Empirical Validation
The framework’s efficacy is substantiated through extensive experimental validation across multiple benchmarks, demonstrating tangible performance gains in both multi-hop RAG and task planning.
Demerits
Implementation Complexity
The dual-stage architecture may introduce increased complexity in deployment and integration, particularly for practitioners accustomed to end-to-end models without modular intermediaries.
Scalability Concerns
While effective on benchmark datasets, the reliance on high-quality pre-annotated multi-hop trajectories for fine-tuning may limit scalability in real-world applications where such annotated data is scarce or costly to produce.
Expert Commentary
APEX-Searcher represents a significant conceptual leap in the evolution of retrieval-augmented generation systems.

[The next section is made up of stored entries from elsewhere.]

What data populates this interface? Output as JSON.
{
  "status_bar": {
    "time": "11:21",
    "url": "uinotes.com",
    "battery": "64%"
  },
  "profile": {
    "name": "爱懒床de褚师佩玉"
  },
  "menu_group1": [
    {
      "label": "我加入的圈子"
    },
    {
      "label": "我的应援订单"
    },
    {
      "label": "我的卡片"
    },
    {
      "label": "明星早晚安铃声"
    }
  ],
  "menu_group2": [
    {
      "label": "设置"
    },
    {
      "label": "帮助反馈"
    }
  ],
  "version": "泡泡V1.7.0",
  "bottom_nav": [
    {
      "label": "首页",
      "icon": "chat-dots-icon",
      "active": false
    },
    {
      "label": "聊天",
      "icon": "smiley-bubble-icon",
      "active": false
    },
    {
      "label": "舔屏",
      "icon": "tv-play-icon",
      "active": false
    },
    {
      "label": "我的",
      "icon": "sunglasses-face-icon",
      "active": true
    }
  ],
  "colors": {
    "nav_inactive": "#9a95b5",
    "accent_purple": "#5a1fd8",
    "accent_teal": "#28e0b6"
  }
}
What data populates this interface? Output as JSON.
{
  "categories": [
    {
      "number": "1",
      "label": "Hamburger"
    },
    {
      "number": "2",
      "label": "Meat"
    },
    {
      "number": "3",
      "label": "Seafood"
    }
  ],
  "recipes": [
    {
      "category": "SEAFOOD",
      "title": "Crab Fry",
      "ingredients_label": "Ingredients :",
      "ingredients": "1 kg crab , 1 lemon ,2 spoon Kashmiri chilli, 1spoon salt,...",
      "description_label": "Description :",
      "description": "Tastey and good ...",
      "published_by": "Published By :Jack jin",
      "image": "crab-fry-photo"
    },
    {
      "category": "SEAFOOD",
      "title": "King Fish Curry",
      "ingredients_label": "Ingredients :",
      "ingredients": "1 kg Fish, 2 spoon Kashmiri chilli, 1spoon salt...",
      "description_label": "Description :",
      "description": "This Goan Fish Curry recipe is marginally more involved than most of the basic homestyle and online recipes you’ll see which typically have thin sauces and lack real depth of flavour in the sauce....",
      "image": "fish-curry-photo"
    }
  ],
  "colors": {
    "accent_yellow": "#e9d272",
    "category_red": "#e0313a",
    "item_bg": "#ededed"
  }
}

By recognizing the inherent limitations of end-to-end RL in handling ambiguous retrieval paths and sparse reward structures, the authors pivot toward a more principled, modular architecture that aligns with cognitive modeling principles—planning before execution. This mirrors classical AI planning paradigms and introduces a level of interpretability and controllability that is often absent in opaque, end-to-end LLM systems. Moreover, the use of decomposition-specific rewards in the planning phase aligns with recent advances in hierarchical reinforcement learning and task decomposition, suggesting a convergence of academic theory and applied engineering. The fine-tuning stage, while data-intensive, represents a pragmatic compromise between data scarcity and model performance—leveraging existing high-quality trajectories as a proxy for robustness. Importantly, this framework may pave the way for hybrid architectures that combine agentic control with end-to-end learning, potentially enabling adaptive, context-aware retrieval systems that evolve with user needs. This work bridges a critical gap between theoretical rigor and practical applicability in the field of LLM-based search.
Recommendations
- ✓ Adopt APEX-Searcher in enterprise and academic LLM deployments where multi-hop reasoning is critical, particularly in legal, scientific, or technical domains.
- ✓ Invest in annotated multi-hop trajectory datasets or develop semi-automated labeling tools to mitigate scalability concerns and enable broader adoption of agentic planning frameworks.